The group performs with other instruments of their own invention, including Circle Harps, Cyclodrums, and their largest resonator of all, the 7-foot tall Moon Harp.
When the trio enters a new venue, they have the challenge of transforming its architecture into a harp. At the Ford, it's about 120-feet from the top of the lighting structures at the back of the venue, where one end of the harp is secured, to the stage. After securing the harp's large wooden resonator to the stage, they painstakingly string the instrument – string by string – which takes many people to pass the long brass wire from the lighting rack over the audience and to the instrument onstage.
Luke is on top, securing and sending the wire down to Joseph, who walks it through the empty seats to Holly, onstage, who connects it to the resonator. With 24 strings in all, this process takes about an hour. Each string is tightened, and Luke — up on a high ladder above the audience's seats — attaches a wooden block that sets the tone of each string.

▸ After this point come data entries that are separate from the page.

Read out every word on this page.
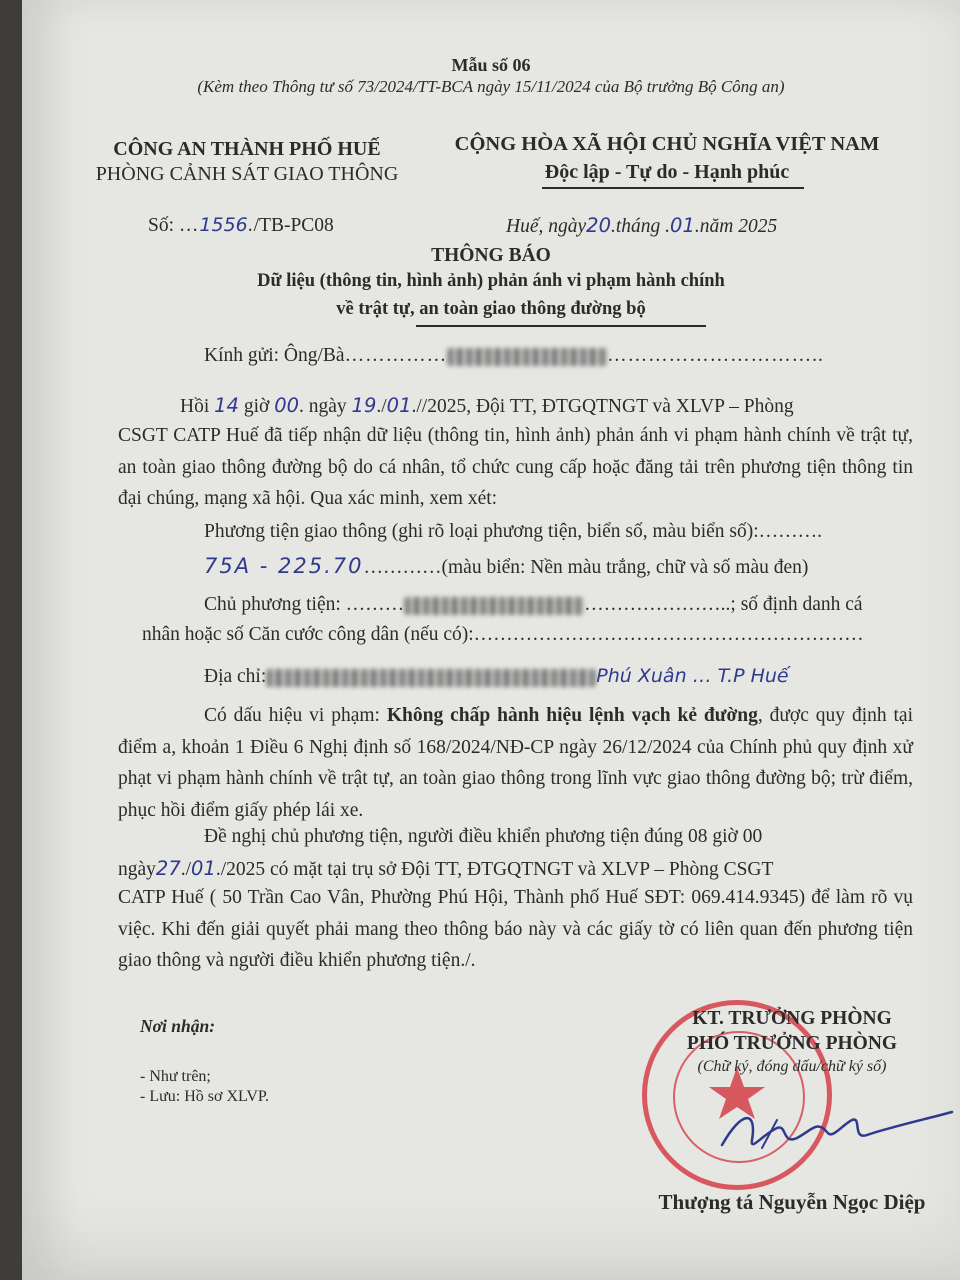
Mẫu số 06
(Kèm theo Thông tư số 73/2024/TT-BCA ngày 15/11/2024 của Bộ trưởng Bộ Công an)
CÔNG AN THÀNH PHỐ HUẾ
PHÒNG CẢNH SÁT GIAO THÔNG
Số: …1556./TB-PC08
CỘNG HÒA XÃ HỘI CHỦ NGHĨA VIỆT NAM
Độc lập - Tự do - Hạnh phúc
Huế, ngày20.tháng .01.năm 2025
THÔNG BÁO
Dữ liệu (thông tin, hình ảnh) phản ánh vi phạm hành chính
về trật tự, an toàn giao thông đường bộ
Kính gửi: Ông/Bà……………	…………………………..
Hồi 14 giờ 00. ngày 19./01.//2025, Đội TT, ĐTGQTNGT và XLVP – Phòng
CSGT CATP Huế đã tiếp nhận dữ liệu (thông tin, hình ảnh) phản ánh vi phạm hành chính về trật tự, an toàn giao thông đường bộ do cá nhân, tổ chức cung cấp hoặc đăng tải trên phương tiện thông tin đại chúng, mạng xã hội. Qua xác minh, xem xét:
Phương tiện giao thông (ghi rõ loại phương tiện, biển số, màu biển số):……….
75A - 225.70…………(màu biển: Nền màu trắng, chữ và số màu đen)
Chủ phương tiện: ………	…………………..; số định danh cá
nhân hoặc số Căn cước công dân (nếu có):……………………………………………………
Địa chỉ:	Phú Xuân … T.P Huế
Có dấu hiệu vi phạm: Không chấp hành hiệu lệnh vạch kẻ đường, được quy định tại điểm a, khoản 1 Điều 6 Nghị định số 168/2024/NĐ-CP ngày 26/12/2024 của Chính phủ quy định xử phạt vi phạm hành chính về trật tự, an toàn giao thông trong lĩnh vực giao thông đường bộ; trừ điểm, phục hồi điểm giấy phép lái xe.
Đề nghị chủ phương tiện, người điều khiển phương tiện đúng 08 giờ 00
ngày27./01./2025 có mặt tại trụ sở Đội TT, ĐTGQTNGT và XLVP – Phòng CSGT
CATP Huế ( 50 Trần Cao Vân, Phường Phú Hội, Thành phố Huế SĐT: 069.414.9345) để làm rõ vụ việc. Khi đến giải quyết phải mang theo thông báo này và các giấy tờ có liên quan đến phương tiện giao thông và người điều khiển phương tiện./.
Nơi nhận:
- Như trên;
- Lưu: Hồ sơ XLVP.
KT. TRƯỞNG PHÒNG
PHÓ TRƯỞNG PHÒNG
(Chữ ký, đóng dấu/chữ ký số)
Thượng tá Nguyễn Ngọc Diệp
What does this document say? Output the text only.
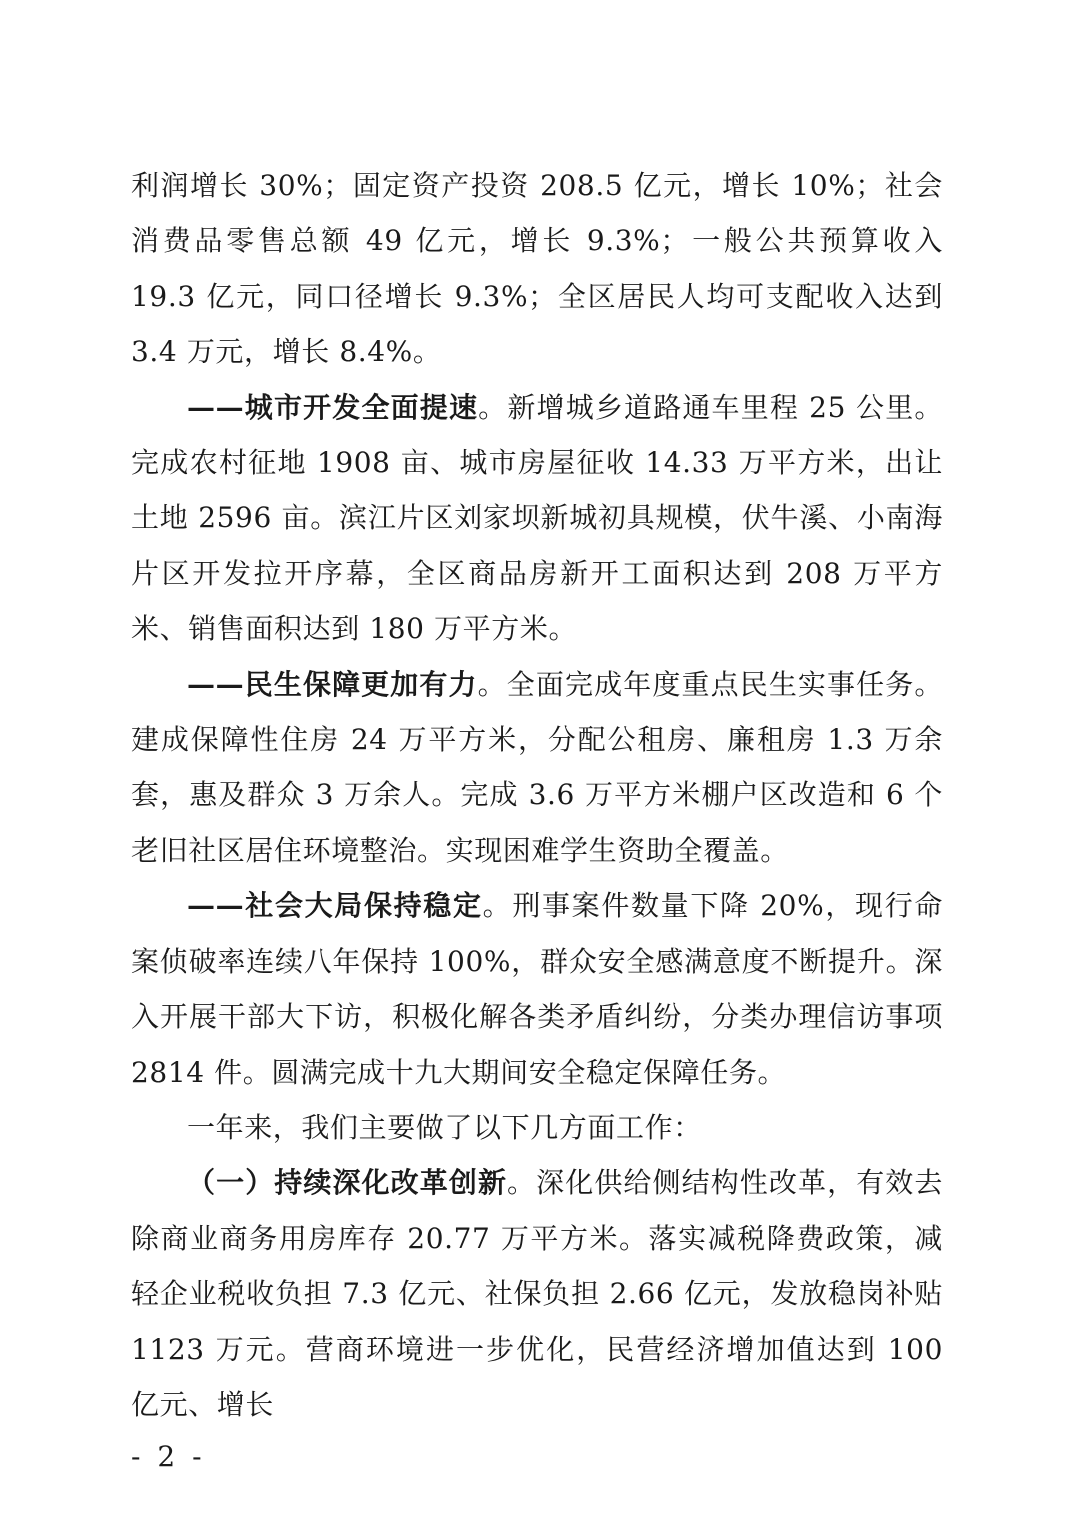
利润增长 30%；固定资产投资 208.5 亿元，增长 10%；社会消费品零售总额 49 亿元，增长 9.3%；一般公共预算收入 19.3 亿元，同口径增长 9.3%；全区居民人均可支配收入达到 3.4 万元，增长 8.4%。

——城市开发全面提速。新增城乡道路通车里程 25 公里。完成农村征地 1908 亩、城市房屋征收 14.33 万平方米，出让土地 2596 亩。滨江片区刘家坝新城初具规模，伏牛溪、小南海片区开发拉开序幕，全区商品房新开工面积达到 208 万平方米、销售面积达到 180 万平方米。

——民生保障更加有力。全面完成年度重点民生实事任务。建成保障性住房 24 万平方米，分配公租房、廉租房 1.3 万余套，惠及群众 3 万余人。完成 3.6 万平方米棚户区改造和 6 个老旧社区居住环境整治。实现困难学生资助全覆盖。

——社会大局保持稳定。刑事案件数量下降 20%，现行命案侦破率连续八年保持 100%，群众安全感满意度不断提升。深入开展干部大下访，积极化解各类矛盾纠纷，分类办理信访事项 2814 件。圆满完成十九大期间安全稳定保障任务。

一年来，我们主要做了以下几方面工作：

（一）持续深化改革创新。深化供给侧结构性改革，有效去除商业商务用房库存 20.77 万平方米。落实减税降费政策，减轻企业税收负担 7.3 亿元、社保负担 2.66 亿元，发放稳岗补贴 1123 万元。营商环境进一步优化，民营经济增加值达到 100 亿元、增长

- 2 -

Holly is happy to talk even while in the midst of this undertaking, making it evident this is something they've done many times. Holly explains that with her husband of 10 years, Luke, they share the idea that music is unlimited — even to the extent of creating their own instruments.
They met in Chicago, where Luke and others explored the potential of long-string harps, inspired and informed especially by the work of Ellen Fullman. Soon he was creating resonators and tuning systems that enabled musicians to play western music on these harps utilizing a 12-tone scale.
When Luke teamed up with Holly and Joseph Harvey, the instrument began to bloom. Harvey's classical background and knowledge of sound and harmony, in concord with Holly's dance background, blended with Luke's ongoing journey of musical invention, and String Theory was born. Though she doesn't have the musical training of her partners, Holly's the one who primarily plays the harp in shows.
String Theory's repertoire is as diverse as their sound. "Joseph has a real love of early music and Renaissance music whereas I love Led Zeppelin and our music encompasses all of that, from 15th century Spanish music to rock," Holly explained. "Mostly we do original music – both Luke and Joseph are brilliant composers, and both score films – but we occasionally do a cover. This time we're doing Pink Floyd's 'Us and Them.'"
Thursday night they're inviting singer-songwriter David Poe – who Luke met at a Sundance composers lab – to join them. "String Theory can be so much cacophony," that we thought it would be nice to have the intimacy and focus of a great singer-songwriter like David," Holly said.
String Theory is employing a total of 12 musicians and dancers in this show, though it's a number that shifts. "Sometimes we have more dancers or less – we always have the same musicians, though," she said.
Suddenly she's interrupted by the stage manager, who asks a question rarely asked of modern bands: "How many banjos are there going to be?" She thinks for a moment, smiles, and says, "Five. Five banjos."
Hearing herself, she laughs, and says, "This is a fun group to be part of. And it's always an adventure."
String Theory performs Thursday night, Sept. 15 at 8 p.m. at the Ford Amphitheater, 2580 Cahuenga Blvd. East, Hollywood, CA 90068.